Symptoms and clinical course of hypertrophy of the lingual tonsil. Patients complain about the sensation of a foreign body in the throat, difficulty in swallowing, change in voice, snoring at night, periodic apioes. With physical exertion, the breathing of such persons becomes noisy, bubbling. Particularly worried sick chronic "causeless" cough - dry, sonorous, without phlegm, sometimes leading to laryngospasm and stridoroznomu breath. This cough does not respond to any treatment and continues to bother the patient for many years. Often, this cough leads to a violation of the integrity of the enlarged veins of the root of the tongue and bleeding.

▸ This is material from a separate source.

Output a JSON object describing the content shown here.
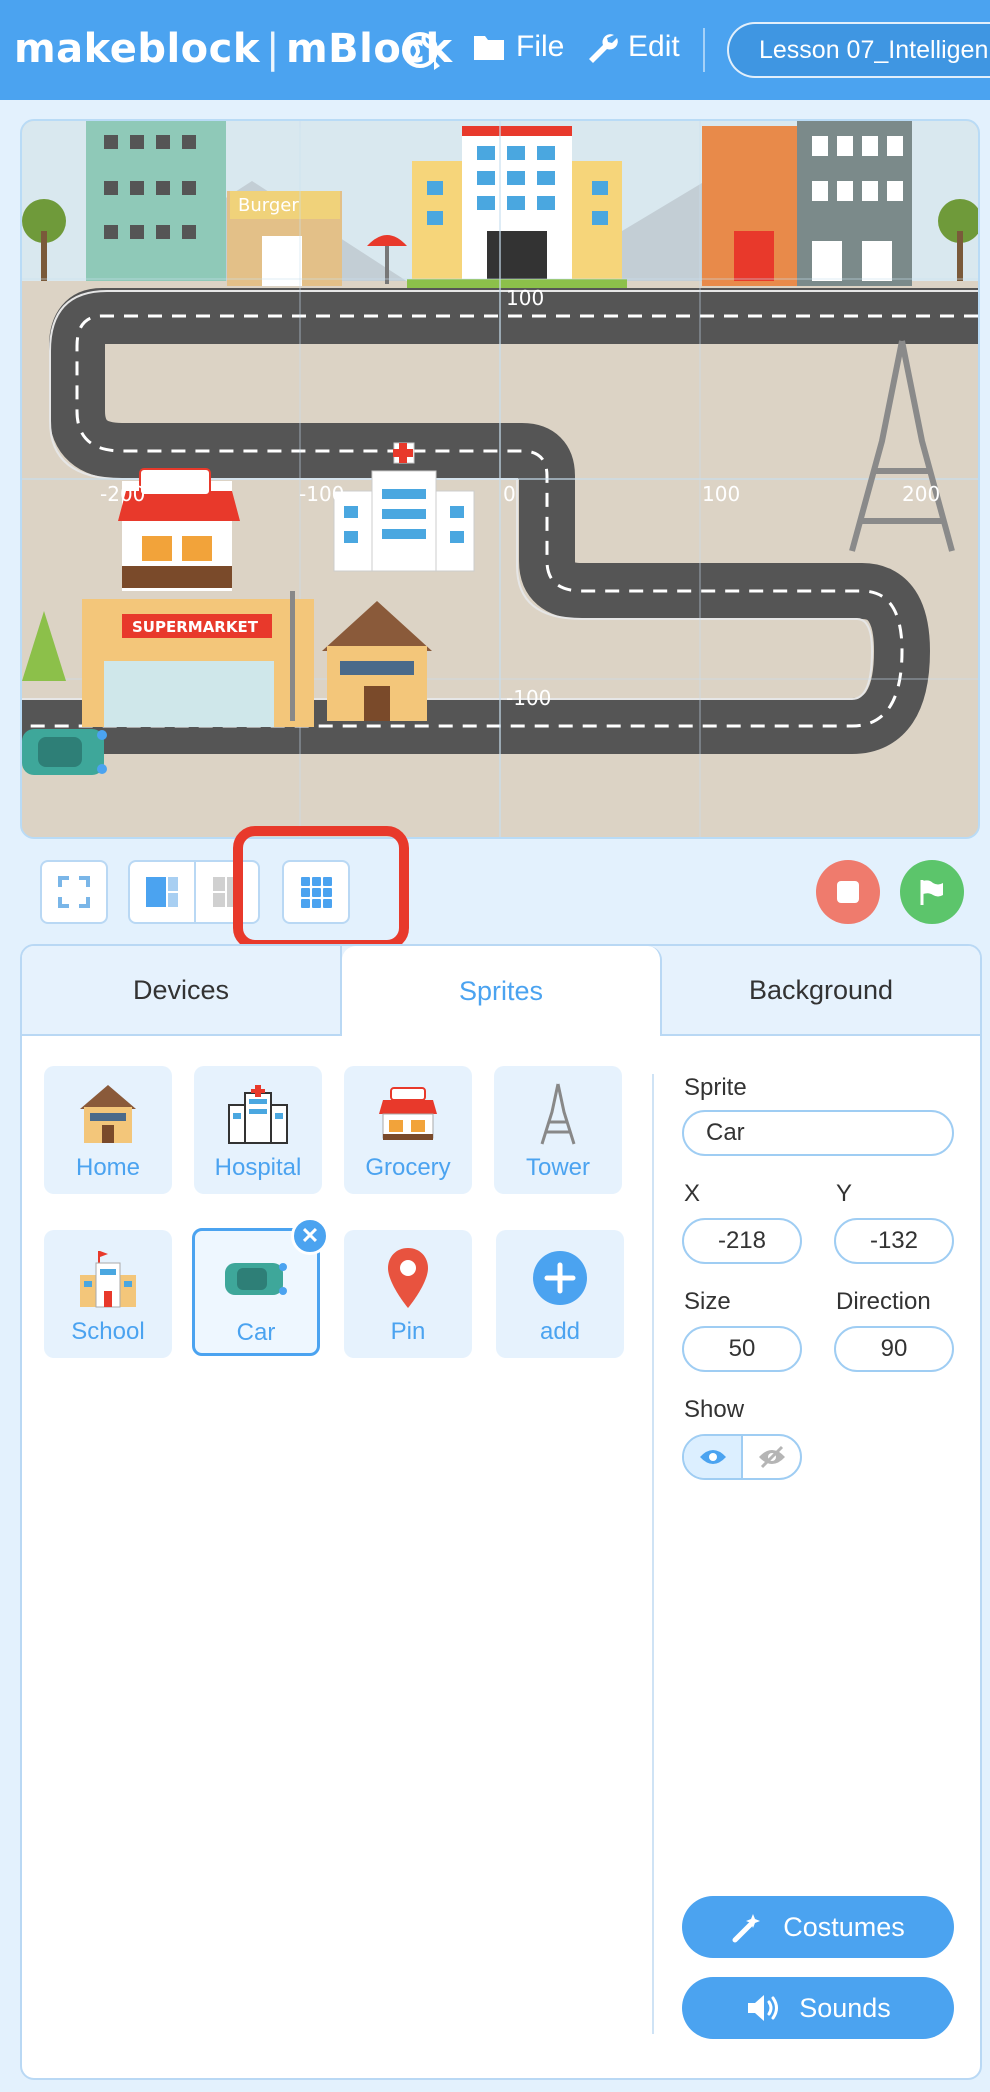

Cough is due to the fact that the hypertrophic lingual tonsil presses on the epiglottis and irritates the nerve endings of the upper laryngeal nerve that innervate it, which indirectly through the vagus nerve sends pulses to the bulbar cough center. In the cough reflex can take part and glossopharyngeal nerve, the branches of which reach the final groove of the tongue. Patients suffering from cough syndrome caused by lingual tonsils and palatine tonsils often visit doctors of various specialties who can not determine the cause of this syndrome, and only an ENT specialist who is familiar with reflex disorders caused by tonsillar hyperplasia can establish the true cause of this ailment.

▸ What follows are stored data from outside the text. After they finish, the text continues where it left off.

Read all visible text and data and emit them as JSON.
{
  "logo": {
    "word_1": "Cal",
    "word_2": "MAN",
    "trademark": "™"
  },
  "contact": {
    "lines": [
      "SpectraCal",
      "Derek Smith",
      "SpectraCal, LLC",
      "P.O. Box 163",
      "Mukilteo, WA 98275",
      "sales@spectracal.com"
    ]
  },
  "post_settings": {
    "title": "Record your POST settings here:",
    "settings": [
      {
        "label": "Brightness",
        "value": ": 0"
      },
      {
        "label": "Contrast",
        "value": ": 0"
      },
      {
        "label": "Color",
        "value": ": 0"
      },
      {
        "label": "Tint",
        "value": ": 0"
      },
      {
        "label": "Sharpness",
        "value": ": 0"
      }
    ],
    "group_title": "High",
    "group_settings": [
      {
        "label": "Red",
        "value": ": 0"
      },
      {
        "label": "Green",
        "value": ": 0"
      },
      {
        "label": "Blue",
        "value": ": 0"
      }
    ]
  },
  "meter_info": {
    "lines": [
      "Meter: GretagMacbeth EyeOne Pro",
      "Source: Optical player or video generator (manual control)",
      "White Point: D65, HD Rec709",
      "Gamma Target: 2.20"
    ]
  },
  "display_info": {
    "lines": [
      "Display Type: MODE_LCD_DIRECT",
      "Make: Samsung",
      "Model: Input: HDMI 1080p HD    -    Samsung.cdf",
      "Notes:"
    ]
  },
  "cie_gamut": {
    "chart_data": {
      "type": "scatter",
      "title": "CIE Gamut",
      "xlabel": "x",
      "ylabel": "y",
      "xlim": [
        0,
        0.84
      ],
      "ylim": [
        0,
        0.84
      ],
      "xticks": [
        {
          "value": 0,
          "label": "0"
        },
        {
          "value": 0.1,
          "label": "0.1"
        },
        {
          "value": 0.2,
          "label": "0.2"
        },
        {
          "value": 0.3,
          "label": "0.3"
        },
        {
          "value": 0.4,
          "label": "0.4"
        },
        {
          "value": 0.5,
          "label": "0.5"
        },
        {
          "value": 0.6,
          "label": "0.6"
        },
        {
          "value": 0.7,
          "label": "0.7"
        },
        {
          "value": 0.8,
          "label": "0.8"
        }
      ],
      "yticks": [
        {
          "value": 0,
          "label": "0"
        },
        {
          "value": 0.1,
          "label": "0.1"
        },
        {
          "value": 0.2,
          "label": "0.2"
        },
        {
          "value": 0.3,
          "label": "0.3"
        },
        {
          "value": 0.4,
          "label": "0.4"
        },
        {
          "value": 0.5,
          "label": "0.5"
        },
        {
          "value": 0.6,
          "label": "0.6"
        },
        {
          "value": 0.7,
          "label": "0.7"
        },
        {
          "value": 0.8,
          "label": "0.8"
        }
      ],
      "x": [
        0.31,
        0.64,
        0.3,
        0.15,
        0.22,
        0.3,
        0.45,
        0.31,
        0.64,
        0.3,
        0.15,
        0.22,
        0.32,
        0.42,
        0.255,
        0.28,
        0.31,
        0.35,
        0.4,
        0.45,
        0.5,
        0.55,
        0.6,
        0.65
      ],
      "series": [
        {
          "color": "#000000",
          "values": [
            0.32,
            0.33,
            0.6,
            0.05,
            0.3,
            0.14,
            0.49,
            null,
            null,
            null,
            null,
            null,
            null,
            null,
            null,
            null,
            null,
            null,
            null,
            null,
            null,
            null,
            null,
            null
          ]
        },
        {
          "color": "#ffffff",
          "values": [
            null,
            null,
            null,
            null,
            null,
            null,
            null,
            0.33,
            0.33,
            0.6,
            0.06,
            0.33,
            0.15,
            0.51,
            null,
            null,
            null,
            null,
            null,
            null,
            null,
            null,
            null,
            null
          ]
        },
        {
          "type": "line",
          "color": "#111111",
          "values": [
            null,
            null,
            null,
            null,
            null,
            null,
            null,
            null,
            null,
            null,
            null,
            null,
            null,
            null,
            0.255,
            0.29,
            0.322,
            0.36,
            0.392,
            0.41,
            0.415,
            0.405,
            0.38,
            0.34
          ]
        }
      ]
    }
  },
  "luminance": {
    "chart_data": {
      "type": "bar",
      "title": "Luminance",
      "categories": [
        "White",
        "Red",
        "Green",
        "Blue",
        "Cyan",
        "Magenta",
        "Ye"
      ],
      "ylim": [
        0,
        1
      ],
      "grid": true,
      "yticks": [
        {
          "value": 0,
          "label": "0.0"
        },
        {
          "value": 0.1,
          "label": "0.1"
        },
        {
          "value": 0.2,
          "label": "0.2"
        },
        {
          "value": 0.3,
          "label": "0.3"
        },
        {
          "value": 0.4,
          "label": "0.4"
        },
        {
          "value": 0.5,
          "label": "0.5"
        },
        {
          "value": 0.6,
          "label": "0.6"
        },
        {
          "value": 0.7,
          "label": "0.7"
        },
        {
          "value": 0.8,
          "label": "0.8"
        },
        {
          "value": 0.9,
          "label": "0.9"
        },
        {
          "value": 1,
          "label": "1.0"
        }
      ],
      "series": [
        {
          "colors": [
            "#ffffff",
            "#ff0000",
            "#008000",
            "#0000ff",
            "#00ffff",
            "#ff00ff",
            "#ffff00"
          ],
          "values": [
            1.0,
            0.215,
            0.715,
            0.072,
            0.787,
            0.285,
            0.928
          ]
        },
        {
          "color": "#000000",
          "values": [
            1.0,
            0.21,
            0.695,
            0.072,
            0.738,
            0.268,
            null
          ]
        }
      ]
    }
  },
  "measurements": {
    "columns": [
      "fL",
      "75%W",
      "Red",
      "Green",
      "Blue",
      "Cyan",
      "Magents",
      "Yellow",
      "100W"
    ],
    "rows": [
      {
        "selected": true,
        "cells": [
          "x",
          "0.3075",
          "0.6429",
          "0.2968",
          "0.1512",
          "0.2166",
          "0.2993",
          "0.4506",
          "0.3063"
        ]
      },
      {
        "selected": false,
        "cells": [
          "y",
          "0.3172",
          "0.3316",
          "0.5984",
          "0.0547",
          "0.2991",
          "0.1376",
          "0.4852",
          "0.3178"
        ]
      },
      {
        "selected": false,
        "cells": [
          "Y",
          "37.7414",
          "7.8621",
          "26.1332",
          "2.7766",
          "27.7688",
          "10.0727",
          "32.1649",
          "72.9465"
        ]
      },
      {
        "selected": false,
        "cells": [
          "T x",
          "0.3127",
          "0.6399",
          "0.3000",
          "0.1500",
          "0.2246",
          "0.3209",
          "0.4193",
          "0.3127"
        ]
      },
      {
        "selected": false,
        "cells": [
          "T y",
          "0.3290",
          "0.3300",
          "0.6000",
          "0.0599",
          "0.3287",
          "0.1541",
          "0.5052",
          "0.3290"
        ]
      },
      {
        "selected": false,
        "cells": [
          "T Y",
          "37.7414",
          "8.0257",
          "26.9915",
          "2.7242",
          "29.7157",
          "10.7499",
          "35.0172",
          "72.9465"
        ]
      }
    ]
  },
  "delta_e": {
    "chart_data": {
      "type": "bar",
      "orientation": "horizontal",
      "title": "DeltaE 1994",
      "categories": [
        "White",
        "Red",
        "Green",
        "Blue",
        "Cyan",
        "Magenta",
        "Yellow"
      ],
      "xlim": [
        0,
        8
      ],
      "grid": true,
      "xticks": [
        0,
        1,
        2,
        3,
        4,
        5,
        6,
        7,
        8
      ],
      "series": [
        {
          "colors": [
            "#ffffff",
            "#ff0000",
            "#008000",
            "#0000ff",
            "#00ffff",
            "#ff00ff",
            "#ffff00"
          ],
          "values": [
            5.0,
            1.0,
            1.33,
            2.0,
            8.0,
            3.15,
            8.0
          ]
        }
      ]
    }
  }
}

Treatment of hypertrophy of the lingual tonsil should pursue the goal of reducing its volume, which is achieved by various means. The use of various "caustic" agents in the old times did not bring any significant results. Surgical excision of the lingual tonsil is fraught with formidable bleeding, often resulting in a ligation of one or both of the external carotid arteries with known consequences. Currently, the most effective methods of choice can be diathermocoagulation (4-6 sessions) and cryosurgical treatment (2-3 sessions). With the relapse of hypertrophy, especially of the vascular type, radiation therapy is used to ensure the final recovery.